ISLAMABAD: After campaigning against fuel subsidies for more than a fortnight, the government decided on Thursday to keep oil prices unchanged, apparently until after Eidul Fitr.
It was only after a series of twists and turns, however, that Information Minister Marriyum Aurangzeb finally confirmed that prices would not be increased but without saying until when.
She told reporters in the afternoon that Prime Minister Shehbaz Sharif had rejected a summary for an increase in oil prices, adding that those plagued by inflation could not be punished with a greater financial burden. heavy for the incompetence, inefficiency and blunders of the previous government.
Within half an hour, this statement was withdrawn. “The statement regarding petrol prices is withdrawn. It is being updated and will be released later,” said a second announcement, which was followed by another statement from the Minister confirming that the Prime Minister had rejected a resume for a price hike.

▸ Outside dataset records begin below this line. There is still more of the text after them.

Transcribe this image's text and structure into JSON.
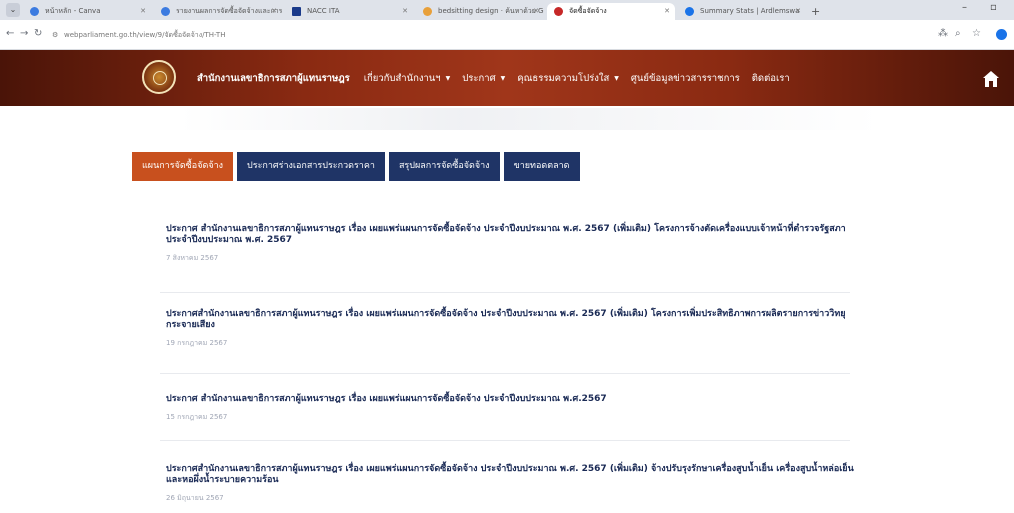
{
  "browser": {
    "tabs": [
      {
        "label": "หน้าหลัก - Canva",
        "color": "#3c7be0"
      },
      {
        "label": "รายงานผลการจัดซื้อจัดจ้างและการบริหาร",
        "color": "#3c7be0"
      },
      {
        "label": "NACC ITA",
        "color": "#1a3a8a"
      },
      {
        "label": "bedsitting design · ค้นหาด้วย Goo",
        "color": "#e8a03a"
      },
      {
        "label": "จัดซื้อจัดจ้าง",
        "color": "#c62828"
      },
      {
        "label": "Summary Stats | Ardlemswa",
        "color": "#1a73e8"
      }
    ],
    "url": "webparliament.go.th/view/9/จัดซื้อจัดจ้าง/TH-TH"
  },
  "header": {
    "org_name": "สำนักงานเลขาธิการสภาผู้แทนราษฎร",
    "nav": [
      {
        "label": "เกี่ยวกับสำนักงานฯ",
        "dropdown": true
      },
      {
        "label": "ประกาศ",
        "dropdown": true
      },
      {
        "label": "คุณธรรมความโปร่งใส",
        "dropdown": true
      },
      {
        "label": "ศูนย์ข้อมูลข่าวสารราชการ",
        "dropdown": false
      },
      {
        "label": "ติดต่อเรา",
        "dropdown": false
      }
    ],
    "colors": {
      "header_dark": "#4a1408",
      "header_mid": "#a0361a"
    }
  },
  "tabs": {
    "items": [
      "แผนการจัดซื้อจัดจ้าง",
      "ประกาศร่างเอกสารประกวดราคา",
      "สรุปผลการจัดซื้อจัดจ้าง",
      "ขายทอดตลาด"
    ],
    "active_color": "#c8501e",
    "inactive_color": "#1f3466"
  },
  "articles": [
    {
      "title": "ประกาศ สำนักงานเลขาธิการสภาผู้แทนราษฎร เรื่อง เผยแพร่แผนการจัดซื้อจัดจ้าง ประจำปีงบประมาณ พ.ศ. 2567 (เพิ่มเติม) โครงการจ้างตัดเครื่องแบบเจ้าหน้าที่ตำรวจรัฐสภา ประจำปีงบประมาณ พ.ศ. 2567",
      "date": "7 สิงหาคม 2567"
    },
    {
      "title": "ประกาศสำนักงานเลขาธิการสภาผู้แทนราษฎร เรื่อง เผยแพร่แผนการจัดซื้อจัดจ้าง ประจำปีงบประมาณ พ.ศ. 2567 (เพิ่มเติม) โครงการเพิ่มประสิทธิภาพการผลิตรายการข่าววิทยุกระจายเสียง",
      "date": "19 กรกฎาคม 2567"
    },
    {
      "title": "ประกาศ สำนักงานเลขาธิการสภาผู้แทนราษฎร เรื่อง เผยแพร่แผนการจัดซื้อจัดจ้าง ประจำปีงบประมาณ พ.ศ.2567",
      "date": "15 กรกฎาคม 2567"
    },
    {
      "title": "ประกาศสำนักงานเลขาธิการสภาผู้แทนราษฎร เรื่อง เผยแพร่แผนการจัดซื้อจัดจ้าง ประจำปีงบประมาณ พ.ศ. 2567 (เพิ่มเติม) จ้างปรับรุงรักษาเครื่องสูบน้ำเย็น เครื่องสูบน้ำหล่อเย็น และหอผึ่งน้ำระบายความร้อน",
      "date": "26 มิถุนายน 2567"
    }
  ]
}
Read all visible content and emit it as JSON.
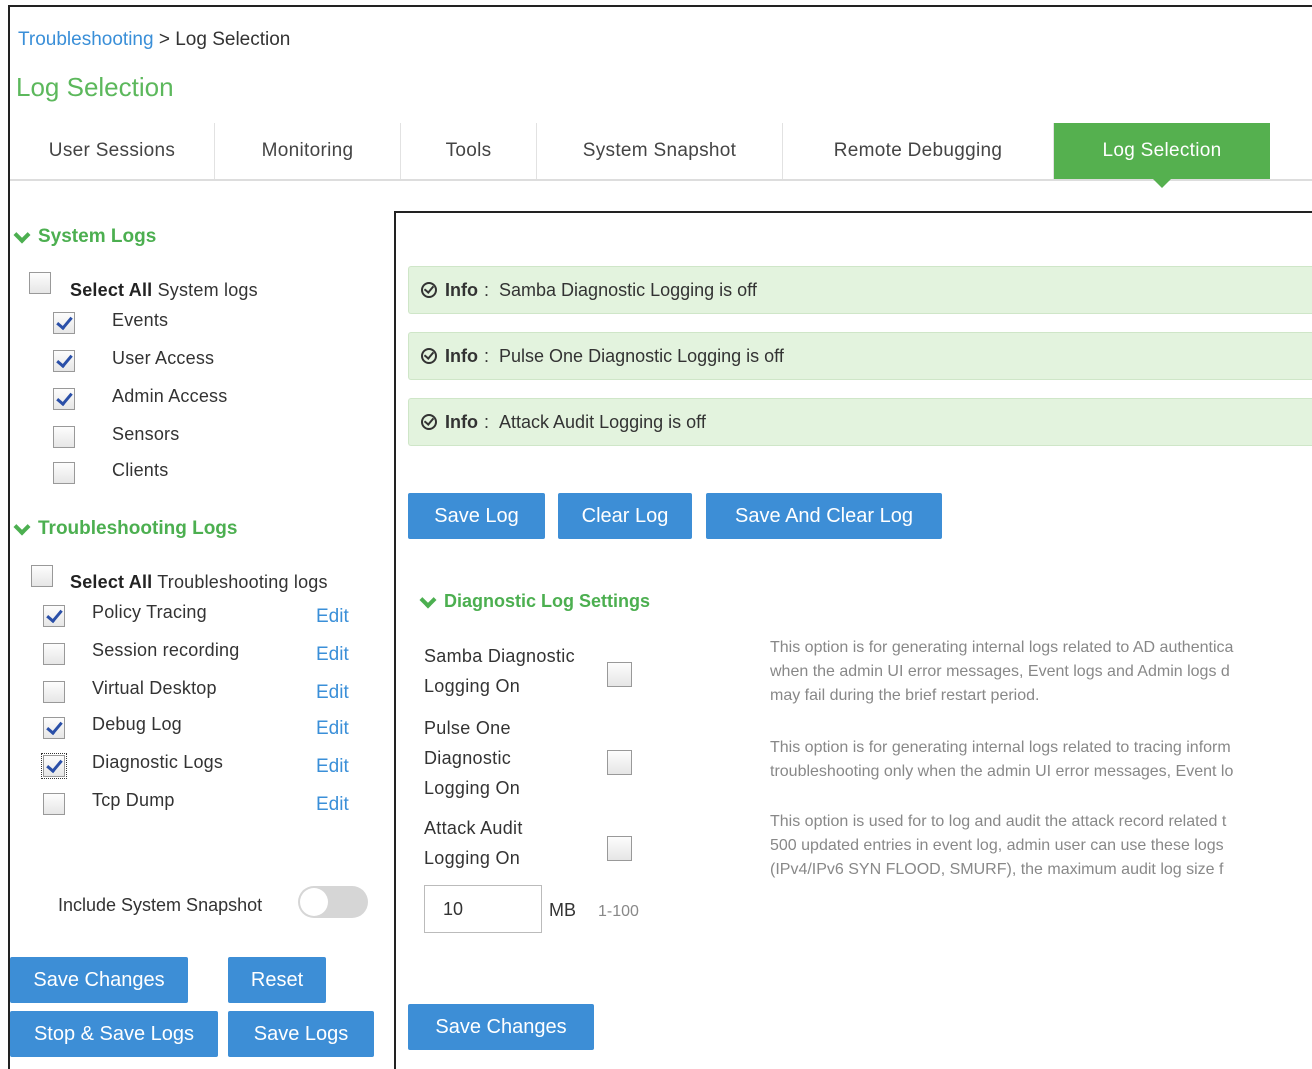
{
  "breadcrumb": {
    "parent": "Troubleshooting",
    "separator": " > ",
    "current": "Log Selection"
  },
  "page_title": "Log Selection",
  "tabs": [
    {
      "label": "User Sessions",
      "active": false
    },
    {
      "label": "Monitoring",
      "active": false
    },
    {
      "label": "Tools",
      "active": false
    },
    {
      "label": "System Snapshot",
      "active": false
    },
    {
      "label": "Remote Debugging",
      "active": false
    },
    {
      "label": "Log Selection",
      "active": true
    }
  ],
  "system_logs": {
    "heading": "System Logs",
    "select_all_bold": "Select All",
    "select_all_rest": " System logs",
    "select_all_checked": false,
    "items": [
      {
        "label": "Events",
        "checked": true
      },
      {
        "label": "User Access",
        "checked": true
      },
      {
        "label": "Admin Access",
        "checked": true
      },
      {
        "label": "Sensors",
        "checked": false
      },
      {
        "label": "Clients",
        "checked": false
      }
    ]
  },
  "troubleshooting_logs": {
    "heading": "Troubleshooting Logs",
    "select_all_bold": "Select All",
    "select_all_rest": " Troubleshooting logs",
    "select_all_checked": false,
    "edit_label": "Edit",
    "items": [
      {
        "label": "Policy Tracing",
        "checked": true
      },
      {
        "label": "Session recording",
        "checked": false
      },
      {
        "label": "Virtual Desktop",
        "checked": false
      },
      {
        "label": "Debug Log",
        "checked": true
      },
      {
        "label": "Diagnostic Logs",
        "checked": true
      },
      {
        "label": "Tcp Dump",
        "checked": false
      }
    ]
  },
  "include_snapshot": {
    "label": "Include System Snapshot",
    "on": false
  },
  "left_buttons": {
    "save_changes": "Save Changes",
    "reset": "Reset",
    "stop_save_logs": "Stop & Save Logs",
    "save_logs": "Save Logs"
  },
  "info_messages": [
    {
      "tag": "Info",
      "sep": ":",
      "text": "Samba Diagnostic Logging is off"
    },
    {
      "tag": "Info",
      "sep": ":",
      "text": "Pulse One Diagnostic Logging is off"
    },
    {
      "tag": "Info",
      "sep": ":",
      "text": "Attack Audit Logging is off"
    }
  ],
  "log_buttons": {
    "save_log": "Save Log",
    "clear_log": "Clear Log",
    "save_and_clear": "Save And Clear Log"
  },
  "diagnostic": {
    "heading": "Diagnostic Log Settings",
    "options": [
      {
        "label_lines": [
          "Samba Diagnostic",
          "Logging On"
        ],
        "checked": false,
        "desc_lines": [
          "This option is for generating internal logs related to AD authentica",
          "when the admin UI error messages, Event logs and Admin logs d",
          "may fail during the brief restart period."
        ]
      },
      {
        "label_lines": [
          "Pulse One",
          "Diagnostic",
          "Logging On"
        ],
        "checked": false,
        "desc_lines": [
          "This option is for generating internal logs related to tracing inform",
          "troubleshooting only when the admin UI error messages, Event lo"
        ]
      },
      {
        "label_lines": [
          "Attack Audit",
          "Logging On"
        ],
        "checked": false,
        "desc_lines": [
          "This option is used for to log and audit the attack record related t",
          "500 updated entries in event log, admin user can use these logs",
          "(IPv4/IPv6 SYN FLOOD, SMURF), the maximum audit log size f"
        ]
      }
    ],
    "size_value": "10",
    "size_unit": "MB",
    "size_range": "1-100"
  },
  "panel_save_changes": "Save Changes"
}
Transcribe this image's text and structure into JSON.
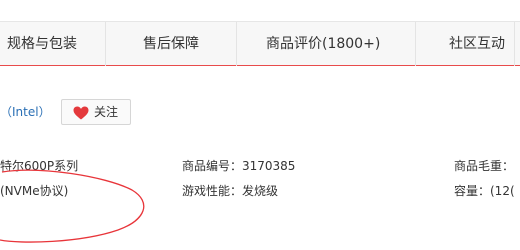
{
  "tabs": [
    {
      "label": "规格与包装"
    },
    {
      "label": "售后保障"
    },
    {
      "label": "商品评价(1800+)"
    },
    {
      "label": "社区互动"
    }
  ],
  "brand": {
    "text": "（Intel）"
  },
  "follow_button": {
    "label": "关注"
  },
  "params": {
    "row1": {
      "col1": "特尔600P系列",
      "col2": "商品编号：3170385",
      "col3": "商品毛重："
    },
    "row2": {
      "col1": "(NVMe协议)",
      "col2": "游戏性能：发烧级",
      "col3": "容量：(12("
    }
  },
  "colors": {
    "accent": "#e84b4b",
    "heart": "#e4393c",
    "link": "#2a6fb5",
    "annotation": "#e8353a"
  }
}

She said tough conditions of rising oil prices had been agreed with the International Monetary Fund (IMF) by Imran Khan’s government to guarantee loans, adding that the current government was trying to minimize the additional financial burden for those affected by the worst price hike caused by the incompetence of the Khan administration.
Rates expected to be readjusted on first business day after Eid to comply with IMF conditions
Interestingly, the Oil and Gas Regulatory Authority (Ogra) – which normally forwards a working document to the energy and finance ministries a day before the eve of each fortnight for price adjustment – does not had not even prepared a summary this time, given the last day falling on Saturday, the official working day.
The sources said that while price calculations were not yet finalized, product import data available as of April 25 suggested that the import parity price for high-speed gasoline and diesel had increased. of around Rs.10 and Rs.21 per litre, respectively.
This would result in a Price Differential Claim (PDC) to Petroleum Marketing Companies (OMC) at around Rs31 and Rs73 per litre.
In addition, the prices of kerosene and light diesel are also expected to increase by Rs44 and Rs64 per litre.
The total impact of the PDC payable to the WTO at these rates is estimated at Rs78 billion for May, against Rs69 billion in March and Rs62 billion over the first 24 days of April.
Sources said prices would be readjusted on the first working day after Eidul Fitr, as agreed with the IMF and publicly confirmed by Finance Minister Miftah Ismail to facilitate negotiations to expand the size of the loan program for another year.
Sources from Ogra, the oil division and the finance division confirmed that a summary of the price adjustment due April 30 was neither misplaced nor available on their file.
However, daily reports on all economic indicators, including price changes, continue to flow into the Prime Minister’s Office based on which the Prime Minister has decided not to announce any price changes before leaving for India. Saudi Arabia to avoid a shortage of petroleum products during panic buying. .
Meanwhile, Ogra has instructed the six chief secretaries of the provinces, Azad Jammu and Kashmir Gilgit-Baltistan to manage visitors going to tourist areas and control traffic based on parking capacity around hilly areas and also avoid any shortage of essentials, including fuel, during Eid holidays.
The chief secretaries of Punjab and Khyber Pakhtunkhwa have been particularly advised to delegate district coordination officers to manage affairs and avoid any untoward incidents.
The regulator has also ordered all OMC to maximize their supplies to the northern parts to ensure a steady and uninterrupted fuel supply to major consumer areas.
Ogra law enforcement teams have been tasked with inspecting and verifying stocks at depots and closely monitoring fuel supplies.